Читать «Герцоги республики в эпоху переводов: Гуманитарные науки и революция понятий» онлайн - страница 96

Дина Рафаиловна Хапаева

Отказ от «полузасушенных закономерностей», ненависть к «пустопорожней болтовне» приветствуются историками, ратующими «за факты без интерпретаций», т. е. за самую очищенную от всяких теоретических примесей версию истории, и считающими, что «по-настоящему бессмертны только издатели источников».

«Мне кажется, что „выветривание теорий“ из занятий историей создает больше творческих возможностей, свободы для историка, освобождает его от оков всяких обязательных общих интегрирующих схем и снимает с его психики некоторые фрустрации, некогда вызванные ошибками профессионального воспитания»,

— рассуждает М. А. Бойцов.

На этом фоне движение «назад, к позитивизму» (понимаемому в расширительном смысле как «привязанность к конкретному материалу, внимание к частностям, любовь к конкретному знанию») и стремление изгнать из науки всякое рассуждение, которое могло бы показаться «теоретическим», становится программой, приобретающей все больше и больше поклонников в России. Позитивизм, превращающийся в популярную «методологическую установку», рассматривается не только в качестве единственной и главной сущности «любой науки»: по мнению его российских приверженцев, инъекции «здоровой доли позитивизма» в тело российской науки являются единственно действенным лекарством от кризиса гуманитарного знания.

Росту популярности позитивизма в России, как и во Франции, способствовала методологическая растерянность и стремление опереться на факт, на что-то конкретное и по возможности материальное в условиях утраты теоретических ориентиров. Но здесь необходимо указать на существенное отличие между российской и французской ситуацией. Во Франции позитивизм воспринимается как отошедший в прошлое атавизм, как синоним «научного академизма» или консерватизма. Это вовсе не означает, конечно, что французские исследователи полностью изжили «позитивистский дух» — напротив, как мы наблюдали на примере прагматической парадигмы, многие его установки для них по-прежнему привлекательны. Но позитивизм был настолько сильно скомпрометирован, что само понятие стало рассматриваться исключительно как «ярлык», от навешивания которого надо стараться не только уберечься самому, но и уберечь своих предшественников.

В России отношение к позитивизму оказалось окрашено в совершенно иные тона: здесь статус тех, кто открыто заявляет о своей приверженности позитивизму, весьма высок. Это не просто чудаки, не способные идти в ногу со временем, а весьма уважаемые исследователи, «цвет» российского «сообщества ученых». Тому есть и исторические, и идеологические причины.
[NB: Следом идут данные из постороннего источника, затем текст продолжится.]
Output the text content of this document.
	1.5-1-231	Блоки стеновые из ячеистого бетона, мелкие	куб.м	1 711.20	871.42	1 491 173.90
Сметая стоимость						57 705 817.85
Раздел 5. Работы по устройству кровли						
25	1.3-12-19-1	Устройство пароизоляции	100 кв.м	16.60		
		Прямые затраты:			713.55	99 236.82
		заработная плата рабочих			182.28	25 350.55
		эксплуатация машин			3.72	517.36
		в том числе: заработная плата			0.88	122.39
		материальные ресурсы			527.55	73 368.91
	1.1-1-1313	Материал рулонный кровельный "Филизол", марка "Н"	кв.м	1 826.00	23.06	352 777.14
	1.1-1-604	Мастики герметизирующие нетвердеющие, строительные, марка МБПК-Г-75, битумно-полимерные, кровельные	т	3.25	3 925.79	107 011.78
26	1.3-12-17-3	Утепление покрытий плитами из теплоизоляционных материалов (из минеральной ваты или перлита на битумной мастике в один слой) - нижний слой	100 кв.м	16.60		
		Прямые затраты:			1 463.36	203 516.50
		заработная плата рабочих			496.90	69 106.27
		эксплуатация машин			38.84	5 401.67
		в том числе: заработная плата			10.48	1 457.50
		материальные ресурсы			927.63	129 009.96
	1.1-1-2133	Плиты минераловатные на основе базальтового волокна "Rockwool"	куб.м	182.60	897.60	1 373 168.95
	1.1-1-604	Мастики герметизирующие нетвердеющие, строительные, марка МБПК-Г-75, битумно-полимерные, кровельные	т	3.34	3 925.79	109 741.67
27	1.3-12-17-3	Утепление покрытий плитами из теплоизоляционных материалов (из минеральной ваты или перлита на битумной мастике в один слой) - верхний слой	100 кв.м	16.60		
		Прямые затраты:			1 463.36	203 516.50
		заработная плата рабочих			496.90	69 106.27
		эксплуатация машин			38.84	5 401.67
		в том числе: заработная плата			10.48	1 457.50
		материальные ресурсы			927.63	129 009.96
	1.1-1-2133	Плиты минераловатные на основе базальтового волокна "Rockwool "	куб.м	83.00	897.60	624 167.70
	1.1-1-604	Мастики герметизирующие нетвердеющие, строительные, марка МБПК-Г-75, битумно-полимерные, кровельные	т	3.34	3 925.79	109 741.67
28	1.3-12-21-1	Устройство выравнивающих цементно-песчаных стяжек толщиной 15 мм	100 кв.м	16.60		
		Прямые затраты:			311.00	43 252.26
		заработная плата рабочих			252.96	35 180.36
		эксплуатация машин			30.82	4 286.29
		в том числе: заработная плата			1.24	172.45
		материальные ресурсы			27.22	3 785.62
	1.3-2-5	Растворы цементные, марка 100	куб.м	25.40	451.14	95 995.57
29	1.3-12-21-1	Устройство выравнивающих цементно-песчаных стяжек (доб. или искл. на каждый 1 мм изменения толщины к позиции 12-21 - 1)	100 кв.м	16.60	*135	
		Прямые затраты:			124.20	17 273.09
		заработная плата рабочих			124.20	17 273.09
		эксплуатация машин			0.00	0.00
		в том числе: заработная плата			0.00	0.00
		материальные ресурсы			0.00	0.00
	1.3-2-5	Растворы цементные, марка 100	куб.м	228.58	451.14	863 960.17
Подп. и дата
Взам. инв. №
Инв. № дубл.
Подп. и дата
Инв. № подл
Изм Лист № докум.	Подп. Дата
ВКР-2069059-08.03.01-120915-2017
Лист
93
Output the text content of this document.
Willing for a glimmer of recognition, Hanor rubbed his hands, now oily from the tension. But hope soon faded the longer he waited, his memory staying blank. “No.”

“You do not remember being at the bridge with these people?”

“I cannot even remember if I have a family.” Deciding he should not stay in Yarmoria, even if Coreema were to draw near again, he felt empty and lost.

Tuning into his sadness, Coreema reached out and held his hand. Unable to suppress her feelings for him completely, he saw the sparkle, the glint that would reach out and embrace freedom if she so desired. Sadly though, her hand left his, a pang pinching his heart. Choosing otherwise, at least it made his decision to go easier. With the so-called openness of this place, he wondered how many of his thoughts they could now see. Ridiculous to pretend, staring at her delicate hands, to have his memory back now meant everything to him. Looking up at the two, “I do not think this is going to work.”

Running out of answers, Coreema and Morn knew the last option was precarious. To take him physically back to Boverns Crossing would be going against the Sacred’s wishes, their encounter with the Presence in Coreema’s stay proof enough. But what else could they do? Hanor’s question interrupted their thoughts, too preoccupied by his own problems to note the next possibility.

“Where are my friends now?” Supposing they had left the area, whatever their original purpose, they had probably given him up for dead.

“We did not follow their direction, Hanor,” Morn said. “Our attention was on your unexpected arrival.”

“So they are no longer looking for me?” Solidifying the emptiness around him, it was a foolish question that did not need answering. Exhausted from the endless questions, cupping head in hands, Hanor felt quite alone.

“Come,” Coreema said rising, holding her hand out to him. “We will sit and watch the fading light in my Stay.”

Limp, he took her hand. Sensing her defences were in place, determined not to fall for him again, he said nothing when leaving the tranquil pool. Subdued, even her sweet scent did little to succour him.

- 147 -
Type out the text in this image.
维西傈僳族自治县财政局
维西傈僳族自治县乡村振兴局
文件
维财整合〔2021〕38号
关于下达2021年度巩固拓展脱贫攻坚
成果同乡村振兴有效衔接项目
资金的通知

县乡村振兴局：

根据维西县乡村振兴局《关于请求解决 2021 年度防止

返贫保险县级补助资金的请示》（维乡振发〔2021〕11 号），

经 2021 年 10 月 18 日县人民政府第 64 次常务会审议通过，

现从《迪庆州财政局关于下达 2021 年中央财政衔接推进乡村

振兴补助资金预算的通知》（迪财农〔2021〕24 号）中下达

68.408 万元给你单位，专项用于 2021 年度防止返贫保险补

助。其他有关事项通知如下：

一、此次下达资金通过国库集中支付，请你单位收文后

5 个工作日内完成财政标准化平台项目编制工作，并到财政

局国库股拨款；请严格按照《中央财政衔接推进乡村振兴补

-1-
Проиллюстрируем их на нескольких примерах.

Органичное сочетание более или менее основательно освоенного марксизма-ленинизма с глубоко укорененным позитивизмом при советской власти составляло главную особенность истории. Позитивизм в историографии пережил советский строй, нимало не утратив своей привлекательности: несколько очищенный от марксизма-ленинизма, он сохраняет свои позиции в качестве господствующего исторического метода. «Несоветские медиевисты» снова оказываются исключением из правила — едва ли не единственными историками в советской историографии, которым никогда не был дорог дух позитивизма.